“The increasing trend in equity ratio remains constant among Austrian companies, especially SMEs,” according to Boris Recsey, Manager of CRIF Austria. “The reason being that a solid equity ratio is an important risk buffer for difficult times and good preparation for the current economic challenges. A higher equity ratio lowers the risk of insolvency.”
Detailed Results of the Analysis
Austria-wide growth in equity ratio. In the context of the analysis, CRIF looked at all the balance sheets submitted up to the end of 2014, including all the reports from 2011 to 2013, of around 90,000 Austrian companies of different sizes (large enterprises and SMEs). For this period of analysis, growth in the equity ratio was seen for companies in almost every federal state.
Fig. 1: Median equity ratio by federal state from 2011 to 2013
Vorarlberg on top
Looking at the median equity ratio beyond company size, Voralberg constantly occupies the top of the ranking, followed by Tyrol, Upper Austria, Salzburg, Vienna, Lower Austria, Carinthia and Styria.
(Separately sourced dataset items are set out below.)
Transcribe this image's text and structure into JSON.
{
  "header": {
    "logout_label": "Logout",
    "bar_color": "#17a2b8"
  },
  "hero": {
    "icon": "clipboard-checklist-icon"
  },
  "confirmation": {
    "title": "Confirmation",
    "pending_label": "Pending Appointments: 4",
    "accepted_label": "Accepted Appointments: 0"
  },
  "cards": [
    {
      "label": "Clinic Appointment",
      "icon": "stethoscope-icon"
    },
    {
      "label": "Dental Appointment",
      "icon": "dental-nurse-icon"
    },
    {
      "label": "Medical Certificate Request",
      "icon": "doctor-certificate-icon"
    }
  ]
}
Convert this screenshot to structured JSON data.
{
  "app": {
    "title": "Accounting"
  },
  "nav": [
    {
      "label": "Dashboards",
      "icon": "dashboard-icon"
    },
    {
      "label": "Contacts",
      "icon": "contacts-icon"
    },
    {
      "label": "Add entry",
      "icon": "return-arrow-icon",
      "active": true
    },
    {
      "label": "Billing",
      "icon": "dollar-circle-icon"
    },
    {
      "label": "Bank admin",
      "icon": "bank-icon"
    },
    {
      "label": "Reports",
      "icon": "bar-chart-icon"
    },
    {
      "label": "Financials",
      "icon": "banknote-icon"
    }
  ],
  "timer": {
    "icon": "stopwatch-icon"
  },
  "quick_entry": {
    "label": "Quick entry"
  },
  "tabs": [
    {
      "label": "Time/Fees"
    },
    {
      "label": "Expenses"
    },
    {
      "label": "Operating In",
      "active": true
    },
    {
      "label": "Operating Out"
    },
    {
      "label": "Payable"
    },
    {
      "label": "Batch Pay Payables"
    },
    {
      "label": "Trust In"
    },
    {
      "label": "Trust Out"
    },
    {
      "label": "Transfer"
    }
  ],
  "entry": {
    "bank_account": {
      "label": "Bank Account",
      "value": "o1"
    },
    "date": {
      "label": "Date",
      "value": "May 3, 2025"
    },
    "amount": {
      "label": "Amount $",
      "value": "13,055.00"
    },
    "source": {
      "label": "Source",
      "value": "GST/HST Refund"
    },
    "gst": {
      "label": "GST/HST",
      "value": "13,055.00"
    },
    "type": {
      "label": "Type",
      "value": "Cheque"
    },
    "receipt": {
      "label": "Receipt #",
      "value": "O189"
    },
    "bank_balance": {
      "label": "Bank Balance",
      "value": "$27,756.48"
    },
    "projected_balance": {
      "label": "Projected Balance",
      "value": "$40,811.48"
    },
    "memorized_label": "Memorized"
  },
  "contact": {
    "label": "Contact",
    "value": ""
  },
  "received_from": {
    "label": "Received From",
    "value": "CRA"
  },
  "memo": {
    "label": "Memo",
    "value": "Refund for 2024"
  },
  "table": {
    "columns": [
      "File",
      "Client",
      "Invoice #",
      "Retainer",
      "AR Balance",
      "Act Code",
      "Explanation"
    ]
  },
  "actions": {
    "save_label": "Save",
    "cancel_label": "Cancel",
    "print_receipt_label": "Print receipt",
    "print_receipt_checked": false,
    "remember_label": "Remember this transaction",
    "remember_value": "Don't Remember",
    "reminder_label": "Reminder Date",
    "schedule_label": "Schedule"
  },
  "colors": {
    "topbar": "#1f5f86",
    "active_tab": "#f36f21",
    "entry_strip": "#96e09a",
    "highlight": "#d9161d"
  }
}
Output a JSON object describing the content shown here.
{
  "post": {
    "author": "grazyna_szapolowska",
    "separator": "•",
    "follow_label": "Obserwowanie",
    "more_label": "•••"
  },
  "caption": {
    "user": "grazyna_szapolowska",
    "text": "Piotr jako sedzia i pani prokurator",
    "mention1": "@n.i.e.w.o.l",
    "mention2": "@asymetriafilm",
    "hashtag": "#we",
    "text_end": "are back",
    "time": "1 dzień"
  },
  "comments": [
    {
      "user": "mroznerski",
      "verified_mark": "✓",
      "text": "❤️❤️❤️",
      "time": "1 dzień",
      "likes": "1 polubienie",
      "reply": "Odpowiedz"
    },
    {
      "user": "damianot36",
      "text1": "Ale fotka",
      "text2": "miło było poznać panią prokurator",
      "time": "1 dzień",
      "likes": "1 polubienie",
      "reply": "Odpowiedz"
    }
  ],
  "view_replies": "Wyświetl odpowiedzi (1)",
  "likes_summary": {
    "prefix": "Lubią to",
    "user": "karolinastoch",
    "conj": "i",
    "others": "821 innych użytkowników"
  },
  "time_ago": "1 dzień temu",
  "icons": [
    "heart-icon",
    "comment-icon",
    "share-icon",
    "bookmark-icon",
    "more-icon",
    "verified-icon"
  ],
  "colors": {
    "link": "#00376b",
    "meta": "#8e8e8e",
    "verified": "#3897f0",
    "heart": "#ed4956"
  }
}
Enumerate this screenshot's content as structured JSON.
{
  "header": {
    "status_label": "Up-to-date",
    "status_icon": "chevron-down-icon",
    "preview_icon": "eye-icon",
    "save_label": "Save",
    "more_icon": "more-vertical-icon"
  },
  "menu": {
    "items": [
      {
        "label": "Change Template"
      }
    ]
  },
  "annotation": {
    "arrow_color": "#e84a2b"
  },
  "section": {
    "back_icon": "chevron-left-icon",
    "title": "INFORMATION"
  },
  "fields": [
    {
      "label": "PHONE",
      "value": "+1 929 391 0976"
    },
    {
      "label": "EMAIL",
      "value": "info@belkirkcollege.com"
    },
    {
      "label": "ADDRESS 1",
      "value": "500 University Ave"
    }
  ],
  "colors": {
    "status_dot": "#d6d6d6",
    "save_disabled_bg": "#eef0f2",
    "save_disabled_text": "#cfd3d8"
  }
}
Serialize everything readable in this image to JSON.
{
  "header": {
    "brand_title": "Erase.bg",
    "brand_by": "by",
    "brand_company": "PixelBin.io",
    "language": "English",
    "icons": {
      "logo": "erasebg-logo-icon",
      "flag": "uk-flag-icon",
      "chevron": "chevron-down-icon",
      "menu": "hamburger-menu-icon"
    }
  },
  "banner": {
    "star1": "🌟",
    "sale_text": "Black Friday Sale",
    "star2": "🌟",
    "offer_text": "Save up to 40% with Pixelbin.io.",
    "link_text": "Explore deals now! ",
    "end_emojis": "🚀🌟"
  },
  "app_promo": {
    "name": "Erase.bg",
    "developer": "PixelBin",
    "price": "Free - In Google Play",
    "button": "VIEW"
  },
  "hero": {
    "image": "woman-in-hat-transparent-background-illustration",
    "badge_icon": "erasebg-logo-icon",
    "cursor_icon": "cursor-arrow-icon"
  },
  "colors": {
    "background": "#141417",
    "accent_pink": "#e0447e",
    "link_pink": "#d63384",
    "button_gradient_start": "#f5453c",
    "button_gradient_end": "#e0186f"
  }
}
Although Burgenland also shows a yearly growth in equity ratio, it remains at the bottom of Austria’s economic scale. “Along with businesspeople, Burgenland’s politicians are also aiming to invest more in the improvement of the region’s business and to create incentives for long-term sustainable economic development.”
Exceptionally good capital backing in SMEs
“Small and medium enterprises are particularly interested in keeping their good equity ratio. This shows the solid economic position of SMEs in Austria,” according to Recsey. In 2013, 54.70% of the total number of 90,856 SMEs had a good equity ratio of more than 30%, 25.66% had an equity ratio of less than 30%, and 19.64% had a negative equity ratio (= heavily indebted). To sum up, this means that over 80% of SMEs had a positive equity ratio in 2013.
Financial and insurance service sector has the highest equity ratio (ER over 80%)
Among the enterprises with an equity ratio > 80%, insurance, freelance and financial services as well as real estate and rental businesses have the best capital backing. While nearly 32% of financial and insurance service providers achieved an ER of over 80% in 2013, approximately 30% of corporate enterprises providing freelance services also accomplished this. 20% of enterprises in the real estate and rental sector also showed an ER of over 80%.
“High ER also allows conclusions to be drawn about business operation and conduct. There are a lot of top performers among Austrian SMEs able to generate high profit and reinvest it. By proceeding in this way, they can ensure their independence from external capital providers on the one hand, and their good position in an even more dynamic and competitive environment – we are always glad to provide information on such enterprises in particular,” concluded Recsey.
Definition of ER
ER (Equity Ratio) is a financial ratio indicating the relative proportion of equity used to finance a company's assets. Equity serves as a buffer for risks that will occur in form of losses. Therefore, a higher ER lowers the risk of insolvency as the company holds more capital to cover future losses.